Lucrèce Borgia théâtre

Lucrèce Borgia : splendide mise en scène de Podalydès à la Comédie Française

Se rendre à la Comédie Française est toujours synonyme de fortes attentes quant à la qualité de la pièce. Elles n’ont pas été déçues avec « Lucrèce Borgia », mise en scène par le talentueux Denis Podalydès. Entrée au répertoire de la vénérable institution en 1918, cette oeuvre est considérée par George Sand comme « la plus puissante » de Victor Hugo. 

Lucrèce Borgia est un personnage historique que l’on pourrait penser prédestiné au théâtre. Appartenant à une des familles les plus détestées de la chrétienté pour sa cruauté et son impiété – notamment le patriarche, le pape Alexandre VI, connu pour ses moeurs dissolues, son népotisme et sa corruption -, elle ne sera pas en reste en développant une véritable légende noire autour de sa personne : empoisonneuse et incestueuse avec ses frères Giovanni et César.
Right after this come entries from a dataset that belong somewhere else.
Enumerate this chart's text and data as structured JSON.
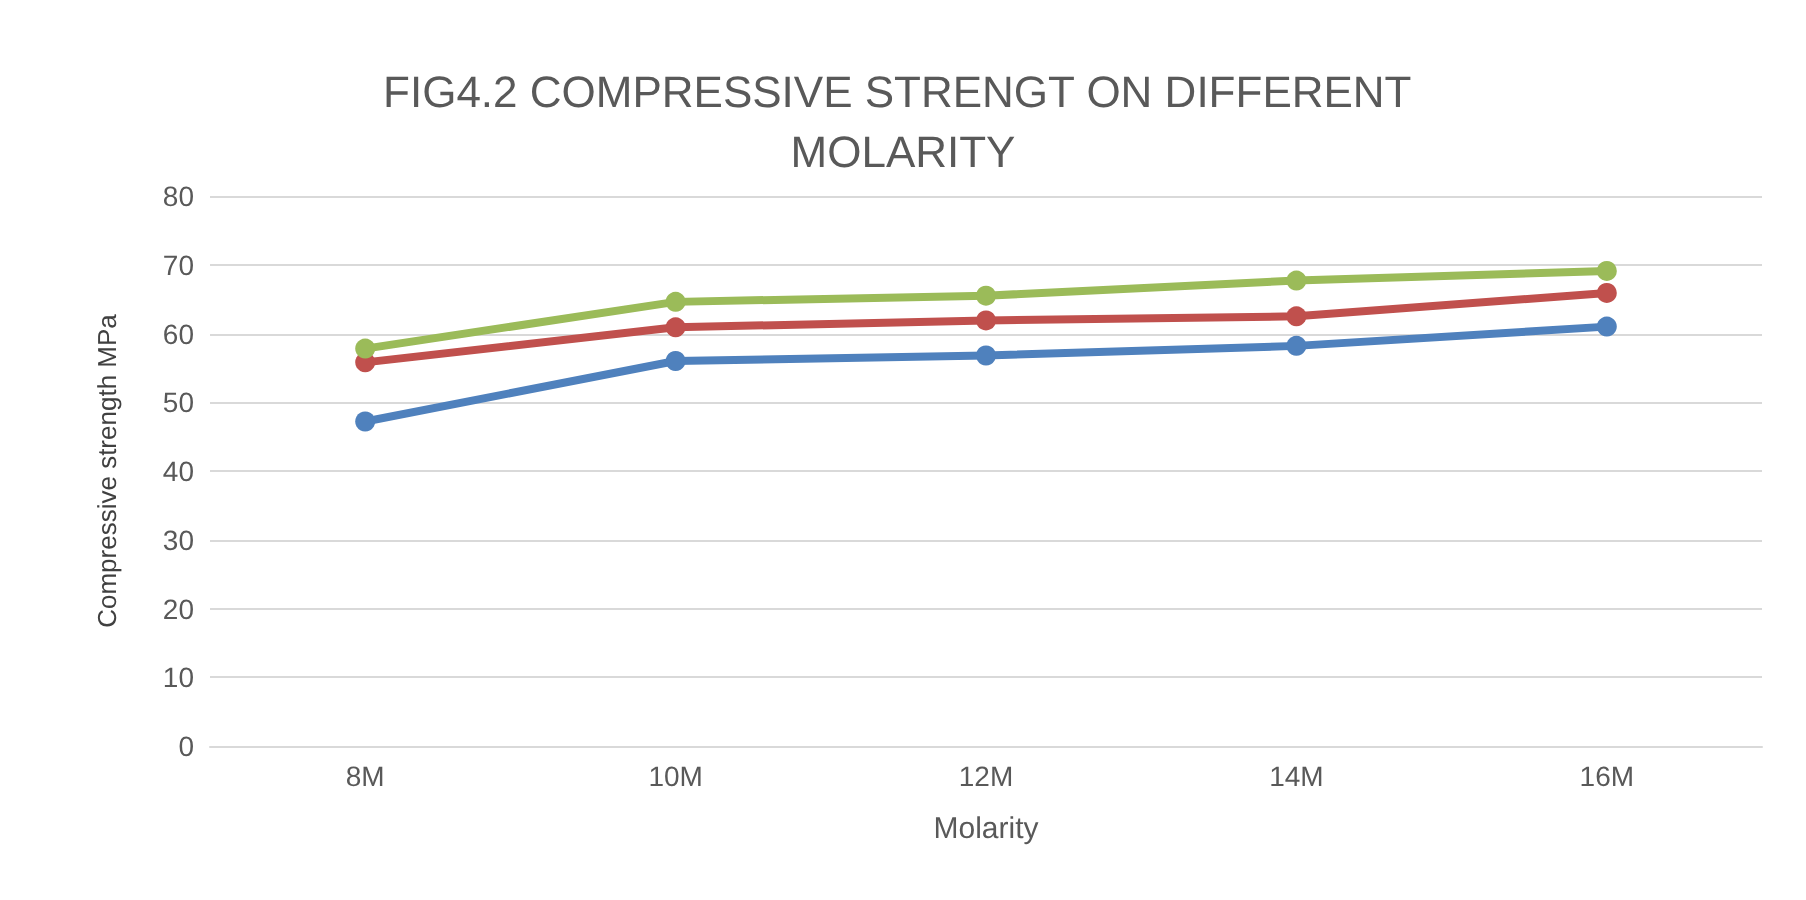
{
  "chart_data": {
    "type": "line",
    "title": "FIG4.2 COMPRESSIVE STRENGT ON DIFFERENT MOLARITY",
    "xlabel": "Molarity",
    "ylabel": "Compressive strength MPa",
    "categories": [
      "8M",
      "10M",
      "12M",
      "14M",
      "16M"
    ],
    "series": [
      {
        "color": "#4f81bd",
        "values": [
          47.2,
          56,
          56.8,
          58.2,
          61
        ]
      },
      {
        "color": "#c0504d",
        "values": [
          55.8,
          60.9,
          61.9,
          62.5,
          65.9
        ]
      },
      {
        "color": "#9bbb59",
        "values": [
          57.8,
          64.6,
          65.5,
          67.7,
          69.1
        ]
      }
    ],
    "ylim": [
      0,
      80
    ],
    "yticks": [
      0,
      10,
      20,
      30,
      40,
      50,
      60,
      70,
      80
    ],
    "grid": "y",
    "marker": "circle",
    "line_style": "solid"
  }
}
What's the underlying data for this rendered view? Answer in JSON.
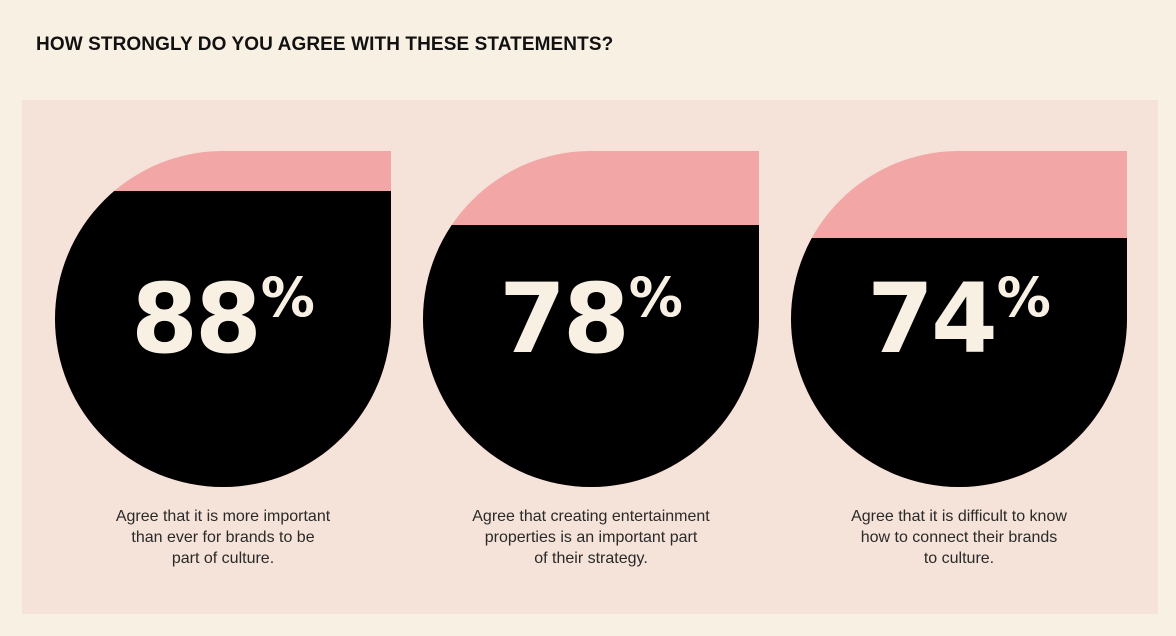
{
  "title": "HOW STRONGLY DO YOU AGREE WITH THESE STATEMENTS?",
  "colors": {
    "background": "#f9f0e4",
    "panel": "#f5e2d8",
    "fill": "#000000",
    "remainder": "#f2a6a5",
    "value_text": "#f9f0e4"
  },
  "chart_data": {
    "type": "bar",
    "title": "HOW STRONGLY DO YOU AGREE WITH THESE STATEMENTS?",
    "unit": "%",
    "ylim": [
      0,
      100
    ],
    "categories": [
      "Agree that it is more important\nthan ever for brands to be\npart of culture.",
      "Agree that creating entertainment\nproperties is an important part\nof their strategy.",
      "Agree that it is difficult to know\nhow to connect their brands\nto culture."
    ],
    "values": [
      88,
      78,
      74
    ]
  },
  "stats": [
    {
      "value": "88",
      "unit": "%",
      "caption": "Agree that it is more important\nthan ever for brands to be\npart of culture."
    },
    {
      "value": "78",
      "unit": "%",
      "caption": "Agree that creating entertainment\nproperties is an important part\nof their strategy."
    },
    {
      "value": "74",
      "unit": "%",
      "caption": "Agree that it is difficult to know\nhow to connect their brands\nto culture."
    }
  ]
}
Mais, c’est oublié que la pièce de Victor Hugo a activement contribué à l’élaboration de cette légende. L’auteur a fait de Lucrèce Borgia la personnalisation de l’immoralité. Les historiens tendent désormais à relativiser au profit de l’action de Lucrèce pour les arts et les lettres. Ils pointent notamment du doigt une époque injuste pour les femmes, encore plus pour les femmes de pouvoir, afin d’expliquer ce sombre aura

Le texte de Victor Hugo magnifié

Chaque élément de la mise en scène de Podalydès, épaulé par Eric Ruf à la scénographie, sert le propos de Victor Hugo : décors, lumières, mouvements des acteurs…  Le splendide travail des artistes qui incarnent le savoir-faire de la Comédie Française et sa valeur-ajoutée y est pour beaucoup : les lumières clairs-obscurs de Stéphanie Daniel et les fascinants costumes de Christian Lacroix. On soulignera également les performances exceptionnelles de Thierry Hancisse dans le rôle du perfide Gubetta et d’Eric Ruf dans celui du grand seigneur italien Don Alphonse d’Este.

Au-delà du débat sur la pertinence de la psychologie de Lucrèce Borgia du point de vue historique, on retiendra surtout ce qui fait toujours la force de cette pièce : la quête d’identité des personnages.